NWT fire-free for now
Risk of summer forest fires could soar in some areas

Derek Neary
Northern News Services

NNSL (May 11/98) - Although forest fires raged out of control in northern Alberta last week, the threat of similar blazes in the NWT is unlikely in the near future, according to the territorial Forest Fire Centre in Fort Smith.

However, Hay River, Inuvik and Normal Wells may get close to extreme levels on the forest-fire index this summer, said meteorologist Peter Skeates. Those communities only received 50 to 66 per cent of their average precipitation over the winter. The driest conditions in summer usually come in mid-July.

As of last Wednesday, the index across the NWT ranged from low to moderate due to some precipitation nearly two weeks ago, according to Bill Mawdsley, duty officer at the fire centre. No fires have been reported to this point in the territories, Mawdsley said.

Some fairly wet conditions last fall elevated the ground moisture, Mawdsley noted. As well, last summer was quite wet -- resulting in fewer fires than usual.

There are, on average, 320 fires in the NWT each year. Lightning is the cause of 80 to 90 per cent of them.

Parks Canada issued a ban on all open fires within all national parks in Alberta Thursday.
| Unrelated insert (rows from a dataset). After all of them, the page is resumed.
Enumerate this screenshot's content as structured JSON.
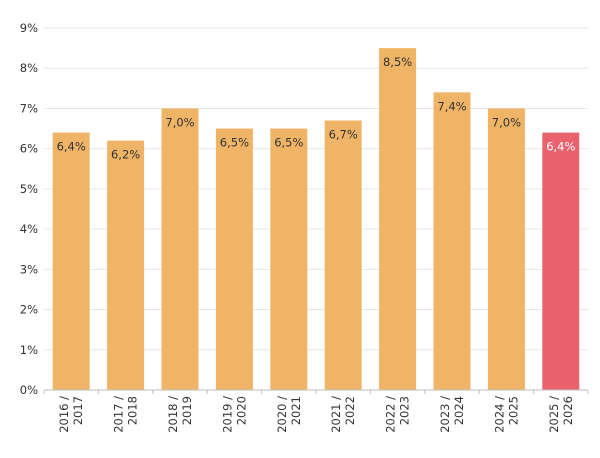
{
  "chart_data": {
    "type": "bar",
    "categories": [
      "2016 / 2017",
      "2017 / 2018",
      "2018 / 2019",
      "2019 / 2020",
      "2020 / 2021",
      "2021 / 2022",
      "2022 / 2023",
      "2023 / 2024",
      "2024 / 2025",
      "2025 / 2026"
    ],
    "values": [
      6.4,
      6.2,
      7.0,
      6.5,
      6.5,
      6.7,
      8.5,
      7.4,
      7.0,
      6.4
    ],
    "data_labels": [
      "6,4%",
      "6,2%",
      "7,0%",
      "6,5%",
      "6,5%",
      "6,7%",
      "8,5%",
      "7,4%",
      "7,0%",
      "6,4%"
    ],
    "y_ticks": [
      "0%",
      "1%",
      "2%",
      "3%",
      "4%",
      "5%",
      "6%",
      "7%",
      "8%",
      "9%"
    ],
    "ylim": [
      0,
      9
    ],
    "grid": true,
    "legend": "none",
    "colors": {
      "bar": "#f0b467",
      "highlight_bar": "#e8636e",
      "grid": "#e6e6e6",
      "axis": "#bfbfbf"
    },
    "highlight_index": 9
  }
}
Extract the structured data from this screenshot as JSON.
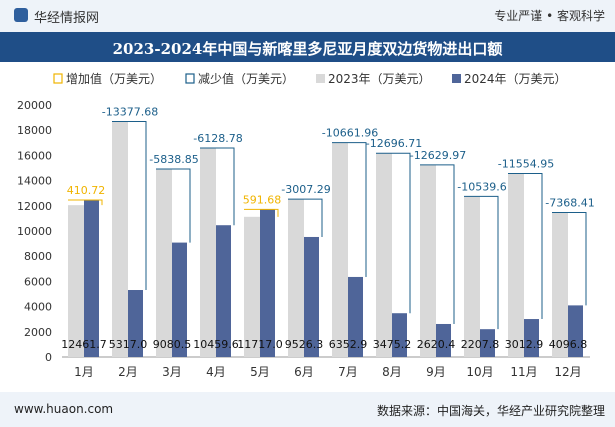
{
  "header": {
    "brand": "华经情报网",
    "tagline": "专业严谨 • 客观科学"
  },
  "footer": {
    "website": "www.huaon.com",
    "source": "数据来源：中国海关，华经产业研究院整理"
  },
  "colors": {
    "bar_2023": "#d9d9d9",
    "bar_2024": "#4f6599",
    "increase": "#f0b400",
    "decrease": "#1c5f8a",
    "title_bg": "#1f4e87"
  },
  "chart_data": {
    "type": "bar",
    "title": "2023-2024年中国与新喀里多尼亚月度双边货物进出口额",
    "xlabel": "",
    "ylabel": "",
    "ylim": [
      0,
      20000
    ],
    "yticks": [
      0,
      2000,
      4000,
      6000,
      8000,
      10000,
      12000,
      14000,
      16000,
      18000,
      20000
    ],
    "legend_position": "top",
    "legend": [
      "增加值（万美元）",
      "减少值（万美元）",
      "2023年（万美元）",
      "2024年（万美元）"
    ],
    "categories": [
      "1月",
      "2月",
      "3月",
      "4月",
      "5月",
      "6月",
      "7月",
      "8月",
      "9月",
      "10月",
      "11月",
      "12月"
    ],
    "series": [
      {
        "name": "2023年（万美元）",
        "values": [
          12051.0,
          18694.7,
          14919.4,
          16588.4,
          11125.4,
          12533.6,
          17014.9,
          16172.0,
          15250.4,
          12747.5,
          14567.9,
          11465.2
        ]
      },
      {
        "name": "2024年（万美元）",
        "values": [
          12461.7,
          5317.0,
          9080.5,
          10459.6,
          11717.0,
          9526.3,
          6352.9,
          3475.2,
          2620.4,
          2207.8,
          3012.9,
          4096.8
        ]
      }
    ],
    "bar_labels_2024": [
      "12461.7",
      "5317.0",
      "9080.5",
      "10459.6",
      "11717.0",
      "9526.3",
      "6352.9",
      "3475.2",
      "2620.4",
      "2207.8",
      "3012.9",
      "4096.8"
    ],
    "changes": [
      410.72,
      -13377.68,
      -5838.85,
      -6128.78,
      591.68,
      -3007.29,
      -10661.96,
      -12696.71,
      -12629.97,
      -10539.6,
      -11554.95,
      -7368.41
    ],
    "change_labels": [
      "410.72",
      "-13377.68",
      "-5838.85",
      "-6128.78",
      "591.68",
      "-3007.29",
      "-10661.96",
      "-12696.71",
      "-12629.97",
      "-10539.6",
      "-11554.95",
      "-7368.41"
    ]
  }
}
Such an extreme measure could also be necessary in extreme situations in the NWT. However, those measures are next to impossible to enforce, according to Mawdsley.

Last week, three water bombers -- with combined crews of seven people -- a communications officer and a heavy-equipment supervisor were dispatched to the Slave Lake area of Alberta, where firefighters were trying to contain a blaze near Swan Hills.